Betroffen ist laut Ziehe zudem nur eines der vier VW-Verfahren zur sogenannten „Diesel-Affäre“, in dem gegen 39 Beschuldigte wegen Betruges und strafbarer Werbung nach dem Gesetz gegen den unlauteren Wettbewerb ermittelt wird. Dabei geht es um manipulierte Stickoxidwerte. Unter diesen Beschuldigten ist auch der ehemalige VW-Chef Martin Winterkorn.

Die Strafverteidiger können sich nun zunächst durch Sonderhefte und Nebenakten mit Gutachten und Stellungnahmen wühlen. Glücklich aber ist mit den bislang übersandten Unterlagen kaum einer der Anwälte, wie die WirtschaftsWoche von mehreren Strafverteidigern erfuhr. In den elektronischen Daten seien zum großen Teil öffentlich verfügbare Unterlagen wie der Bericht der Untersuchungskommission der Regierung oder eine Sammelklage aus den USA sowie Abgasmesswerte, sagen Verteidiger. „Ich kann damit nichts anfangen, das Material ist nutzlos“, sagten mehrere Anwälte.

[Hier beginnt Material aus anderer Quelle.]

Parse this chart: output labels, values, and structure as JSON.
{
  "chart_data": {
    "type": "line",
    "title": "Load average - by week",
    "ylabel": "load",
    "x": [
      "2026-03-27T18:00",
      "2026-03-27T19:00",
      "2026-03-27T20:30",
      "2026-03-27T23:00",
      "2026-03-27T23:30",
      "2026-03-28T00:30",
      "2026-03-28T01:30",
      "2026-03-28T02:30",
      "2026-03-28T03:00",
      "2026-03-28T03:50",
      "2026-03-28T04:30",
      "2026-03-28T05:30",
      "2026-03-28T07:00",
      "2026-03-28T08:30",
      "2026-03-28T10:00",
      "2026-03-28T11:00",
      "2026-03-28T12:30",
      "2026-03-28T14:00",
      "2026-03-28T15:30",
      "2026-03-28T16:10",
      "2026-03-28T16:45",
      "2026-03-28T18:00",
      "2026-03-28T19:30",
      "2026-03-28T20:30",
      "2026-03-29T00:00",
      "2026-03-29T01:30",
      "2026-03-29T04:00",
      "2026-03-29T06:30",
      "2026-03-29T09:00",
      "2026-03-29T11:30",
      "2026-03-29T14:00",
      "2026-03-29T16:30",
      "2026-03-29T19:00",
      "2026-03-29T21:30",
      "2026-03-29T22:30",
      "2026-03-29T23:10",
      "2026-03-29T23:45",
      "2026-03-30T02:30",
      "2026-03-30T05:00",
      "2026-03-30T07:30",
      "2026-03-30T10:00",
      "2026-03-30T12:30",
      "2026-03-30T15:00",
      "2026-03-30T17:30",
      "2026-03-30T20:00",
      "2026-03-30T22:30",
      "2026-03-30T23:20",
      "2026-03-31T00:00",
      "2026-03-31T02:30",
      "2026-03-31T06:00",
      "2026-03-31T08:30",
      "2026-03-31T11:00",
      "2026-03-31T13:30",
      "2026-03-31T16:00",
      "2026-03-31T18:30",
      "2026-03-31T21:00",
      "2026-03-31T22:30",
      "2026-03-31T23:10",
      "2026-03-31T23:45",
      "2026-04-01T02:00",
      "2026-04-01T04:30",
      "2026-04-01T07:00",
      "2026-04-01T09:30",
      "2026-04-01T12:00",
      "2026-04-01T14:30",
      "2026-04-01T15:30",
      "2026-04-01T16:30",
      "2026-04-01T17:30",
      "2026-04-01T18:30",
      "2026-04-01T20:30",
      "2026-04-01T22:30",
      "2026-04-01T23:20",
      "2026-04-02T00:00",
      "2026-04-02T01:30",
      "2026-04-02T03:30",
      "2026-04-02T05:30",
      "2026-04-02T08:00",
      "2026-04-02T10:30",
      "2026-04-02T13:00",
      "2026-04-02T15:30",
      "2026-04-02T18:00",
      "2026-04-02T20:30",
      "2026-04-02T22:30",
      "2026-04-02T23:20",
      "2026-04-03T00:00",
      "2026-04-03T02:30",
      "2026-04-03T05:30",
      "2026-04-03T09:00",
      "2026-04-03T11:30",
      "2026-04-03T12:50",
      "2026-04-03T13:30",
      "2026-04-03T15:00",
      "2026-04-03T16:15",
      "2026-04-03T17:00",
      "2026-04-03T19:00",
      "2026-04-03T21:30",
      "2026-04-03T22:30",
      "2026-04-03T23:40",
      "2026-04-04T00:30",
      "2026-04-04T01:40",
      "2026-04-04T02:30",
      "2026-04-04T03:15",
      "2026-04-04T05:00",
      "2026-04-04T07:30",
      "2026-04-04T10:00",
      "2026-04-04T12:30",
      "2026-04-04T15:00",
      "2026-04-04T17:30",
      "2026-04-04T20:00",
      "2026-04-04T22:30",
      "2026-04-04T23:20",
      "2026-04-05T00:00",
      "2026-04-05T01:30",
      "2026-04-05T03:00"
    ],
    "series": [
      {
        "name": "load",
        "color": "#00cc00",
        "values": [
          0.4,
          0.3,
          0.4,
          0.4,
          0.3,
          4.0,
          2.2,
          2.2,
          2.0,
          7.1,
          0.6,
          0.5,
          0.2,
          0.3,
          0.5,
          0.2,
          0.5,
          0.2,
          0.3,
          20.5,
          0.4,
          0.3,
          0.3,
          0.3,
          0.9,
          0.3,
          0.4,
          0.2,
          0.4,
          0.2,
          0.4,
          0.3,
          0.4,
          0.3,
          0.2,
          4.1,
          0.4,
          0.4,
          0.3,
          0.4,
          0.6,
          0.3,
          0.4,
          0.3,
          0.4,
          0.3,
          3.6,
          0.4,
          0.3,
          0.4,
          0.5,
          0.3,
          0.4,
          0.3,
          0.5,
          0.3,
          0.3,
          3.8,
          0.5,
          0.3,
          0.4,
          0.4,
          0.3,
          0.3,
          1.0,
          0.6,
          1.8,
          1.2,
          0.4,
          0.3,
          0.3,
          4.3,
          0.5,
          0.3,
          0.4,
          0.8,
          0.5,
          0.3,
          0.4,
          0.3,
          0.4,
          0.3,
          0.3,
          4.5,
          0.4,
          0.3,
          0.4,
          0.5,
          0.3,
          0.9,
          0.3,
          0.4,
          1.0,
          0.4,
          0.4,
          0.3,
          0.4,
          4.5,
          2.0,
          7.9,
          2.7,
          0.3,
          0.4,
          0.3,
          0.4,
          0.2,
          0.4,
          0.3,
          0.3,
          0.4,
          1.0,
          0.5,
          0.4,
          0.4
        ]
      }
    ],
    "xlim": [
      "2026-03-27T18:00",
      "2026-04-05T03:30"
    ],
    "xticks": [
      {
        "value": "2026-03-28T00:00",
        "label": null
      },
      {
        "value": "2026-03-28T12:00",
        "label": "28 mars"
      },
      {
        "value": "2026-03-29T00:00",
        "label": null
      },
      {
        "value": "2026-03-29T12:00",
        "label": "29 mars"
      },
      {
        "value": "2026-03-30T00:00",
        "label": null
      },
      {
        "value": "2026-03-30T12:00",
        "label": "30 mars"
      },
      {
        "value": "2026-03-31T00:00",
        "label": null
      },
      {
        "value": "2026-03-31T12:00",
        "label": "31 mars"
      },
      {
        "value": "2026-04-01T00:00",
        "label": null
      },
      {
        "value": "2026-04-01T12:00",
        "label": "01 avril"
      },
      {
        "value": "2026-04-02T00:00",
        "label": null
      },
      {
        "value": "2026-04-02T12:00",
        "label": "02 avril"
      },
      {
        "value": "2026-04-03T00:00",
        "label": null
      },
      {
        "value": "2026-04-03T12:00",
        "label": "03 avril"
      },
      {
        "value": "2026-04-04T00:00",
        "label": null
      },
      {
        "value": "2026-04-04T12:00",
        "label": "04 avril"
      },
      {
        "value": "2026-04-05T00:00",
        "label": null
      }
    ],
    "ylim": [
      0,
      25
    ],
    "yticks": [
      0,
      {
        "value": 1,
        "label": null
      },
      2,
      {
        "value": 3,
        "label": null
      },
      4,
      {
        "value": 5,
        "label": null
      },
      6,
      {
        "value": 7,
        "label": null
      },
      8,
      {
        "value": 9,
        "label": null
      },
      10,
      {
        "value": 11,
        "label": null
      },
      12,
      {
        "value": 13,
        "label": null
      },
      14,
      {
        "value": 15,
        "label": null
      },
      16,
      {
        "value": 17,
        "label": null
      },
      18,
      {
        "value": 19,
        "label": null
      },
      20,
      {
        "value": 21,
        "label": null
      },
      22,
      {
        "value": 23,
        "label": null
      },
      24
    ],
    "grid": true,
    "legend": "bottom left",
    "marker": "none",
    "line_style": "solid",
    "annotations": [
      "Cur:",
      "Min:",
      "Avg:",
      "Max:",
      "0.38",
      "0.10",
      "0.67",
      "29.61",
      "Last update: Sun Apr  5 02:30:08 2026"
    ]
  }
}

Man fühle sich über zwei Jahre nach Verfahrensstart veräppelt und im Stich gelassen. „Das ist eine Scheinakteneinsicht“, urteilt einer. Denn Beweismittel wie sichergestellte E-Mails oder Vernehmungsprotokolle finden sich nicht in den Akten, die bei den Anwälten angekommen sind. Genau darauf aber warten viele Beschuldigte – denn erst wenn sie wissen, was ihnen persönlich vorgeworfen wird, wollen viele darüber entscheiden, ob sie bei der Staatsanwaltschaft aussagen oder nicht.

Das Gewähren rechtlichen Gehörs für die Beschuldigten sei aber dennoch eine unerlässliche Voraussetzung für den späteren Abschluss des Ermittlungsverfahrens und damit ein wichtiger Schritt in den Ermittlungen, sagte Ziehe. Eine vollständige Akteneinsicht werde zu gegebener Zeit folgen, wenn es der Ermittlungsstand zulasse.

Allein: Die Ermittlungen, sie werden sich wohl noch eine Weile hinziehen.